With solid jazz from 5 a.m. till 1 p.m. and some adventurous classical continuing till 10 p.m., plus the Metropolitan Opera on Saturday afternoons and another opera on Sunday night, my listening is mostly on the Harvard station. Admittedly, the student announcers can be unintentionally amusing in their pronunciations and amateurish touches, but I usually find that more amusing than annoying.

This spring, though, I finally got to experience an amazing tradition on the station – the finals week Orgy, when the regular programming is set aside for in-depth presentations of specific composers or performers.

This one, for example, celebrated the 100th anniversary of Leonard Bernstein’s birth by presenting just about all of his compositions that have been recorded – some from his high school years – as well as a hefty slice of works under his baton and the aural portion of his televised Young People’s concerts, one a day – over a five-day span. There was also an insightful Florence Price orgy, and a Rossini opera every noontime in observance of the 150th anniversary of his death.

There was also a presentation of the entire discography of jazz pianist Fred Hersch, an Overshadowed round on outstanding composers or performers who are less famous than others in their family (conductor Paavo Jarvi got good play with the Cincinnati Symphony), the complete recorded works of Edvard Grieg in celebration of his 175th birthday. Quite simply, I’m looking at all of them in a much broader and appreciative light now.

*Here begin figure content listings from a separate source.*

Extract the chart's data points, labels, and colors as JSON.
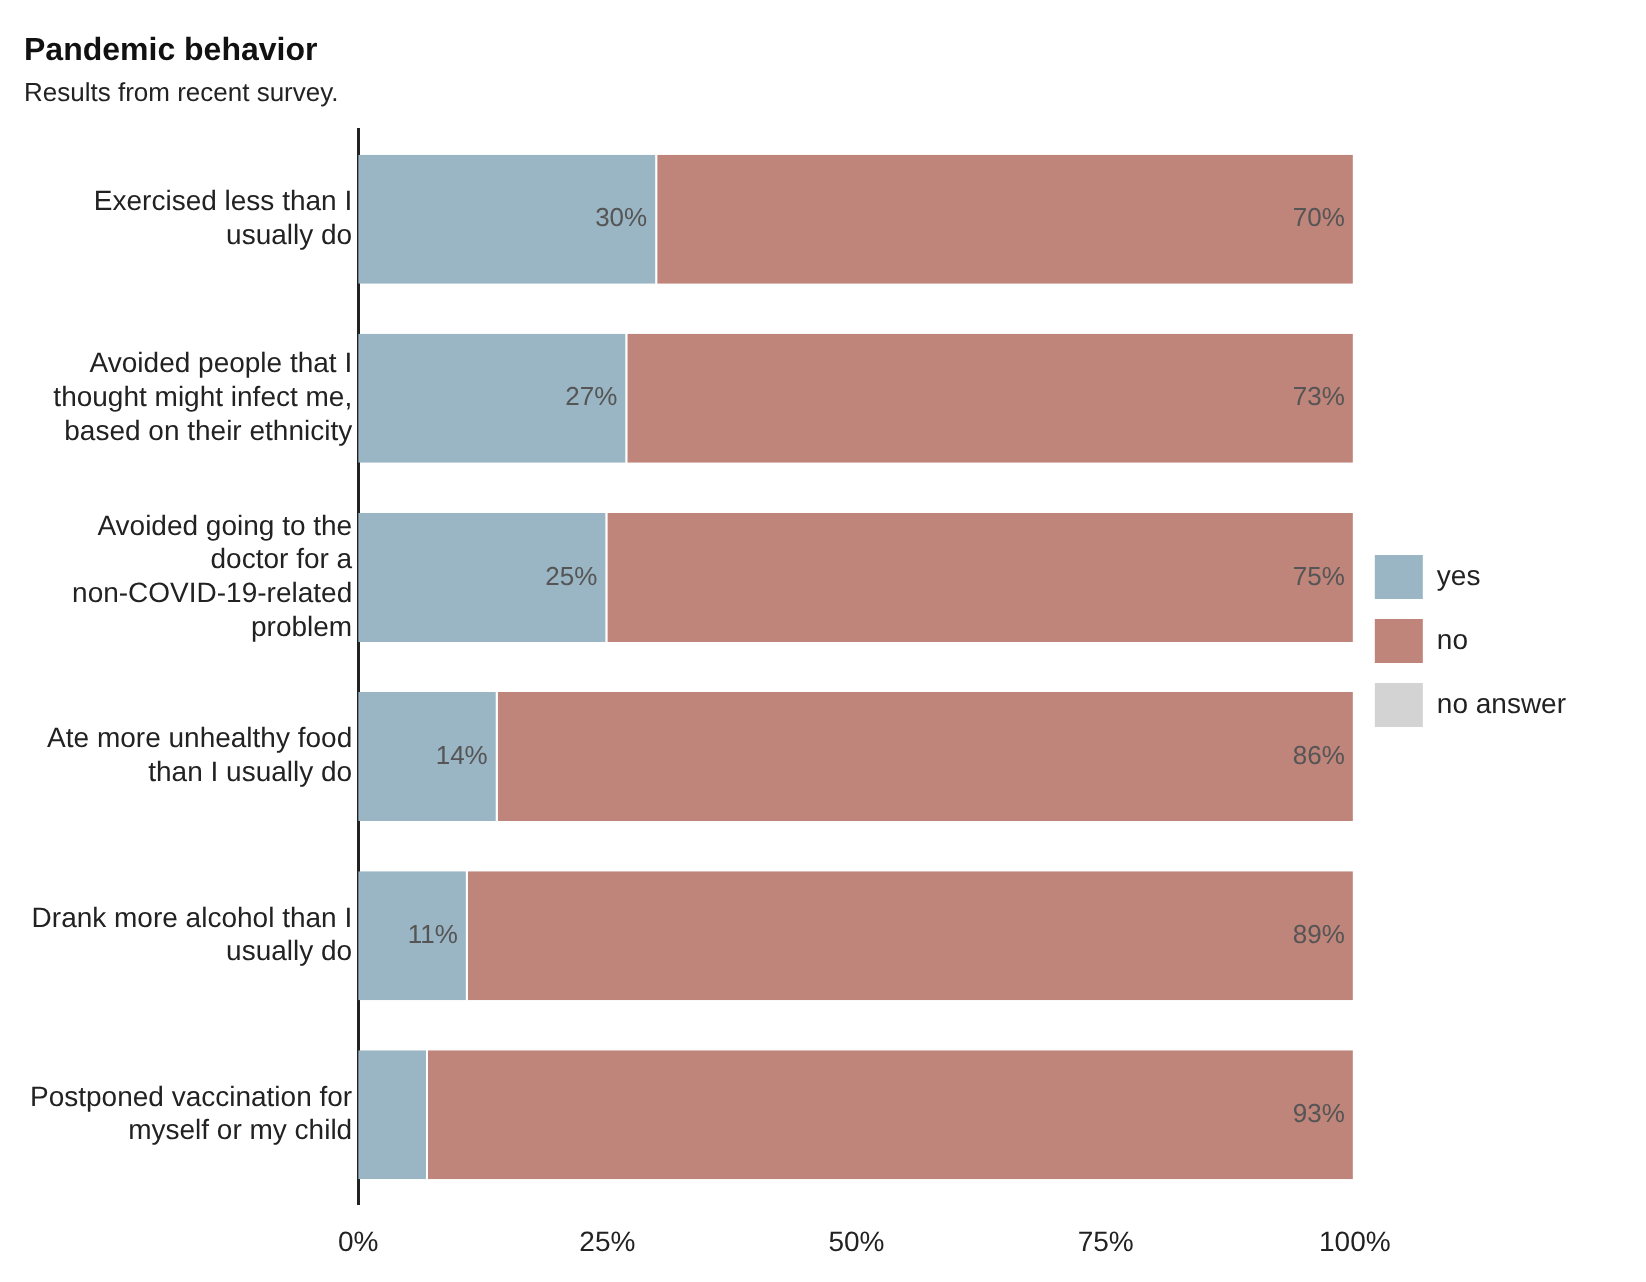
{
  "chart_data": {
    "type": "bar",
    "title": "Pandemic behavior",
    "subtitle": "Results from recent survey.",
    "orientation": "horizontal",
    "stacked": true,
    "categories": [
      "Exercised less than I usually do",
      "Avoided people that I thought might infect me, based on their ethnicity",
      "Avoided going to the doctor for a non-COVID-19-related problem",
      "Ate more unhealthy food than I usually do",
      "Drank more alcohol than I usually do",
      "Postponed vaccination for myself or my child"
    ],
    "series": [
      {
        "name": "yes",
        "color": "#9ab5c3",
        "values": [
          30,
          27,
          25,
          14,
          11,
          7
        ],
        "value_labels": [
          "30%",
          "27%",
          "25%",
          "14%",
          "11%",
          null
        ]
      },
      {
        "name": "no",
        "color": "#bf847a",
        "values": [
          70,
          73,
          75,
          86,
          89,
          93
        ],
        "value_labels": [
          "70%",
          "73%",
          "75%",
          "86%",
          "89%",
          "93%"
        ]
      },
      {
        "name": "no answer",
        "color": "#d3d3d3",
        "values": [
          0,
          0,
          0,
          0,
          0,
          0
        ]
      }
    ],
    "xlim": [
      0,
      100
    ],
    "xticks": [
      {
        "value": 0,
        "label": "0%"
      },
      {
        "value": 25,
        "label": "25%"
      },
      {
        "value": 50,
        "label": "50%"
      },
      {
        "value": 75,
        "label": "75%"
      },
      {
        "value": 100,
        "label": "100%"
      }
    ],
    "grid": false,
    "legend": "right"
  }
}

It’s not all classical, either, not by a long shot. One fascinating series was titled “Why Does Everybody Hate Disco?” while another, reflecting an inclination for some truly arcane indulgences, was “Yang Haisong and the Chinese Indie Scene.” There was much, much more.

Quite simply, I’m left wondering why more radio stations don’t go in for this kind of excess more often. It’s exciting – and, yes, it can also be satiating, boring, or too much, just as I suppose a Roman orgy would be – but, my, I found myself carrying that tablet with me through my chores around the house. I anticipated what was coming up, rather than expecting more of the same as you find on most cookie-cutter programming.

So what are you listening to? And why? Any recommendations, especially when it comes to streaming? We’re all ears.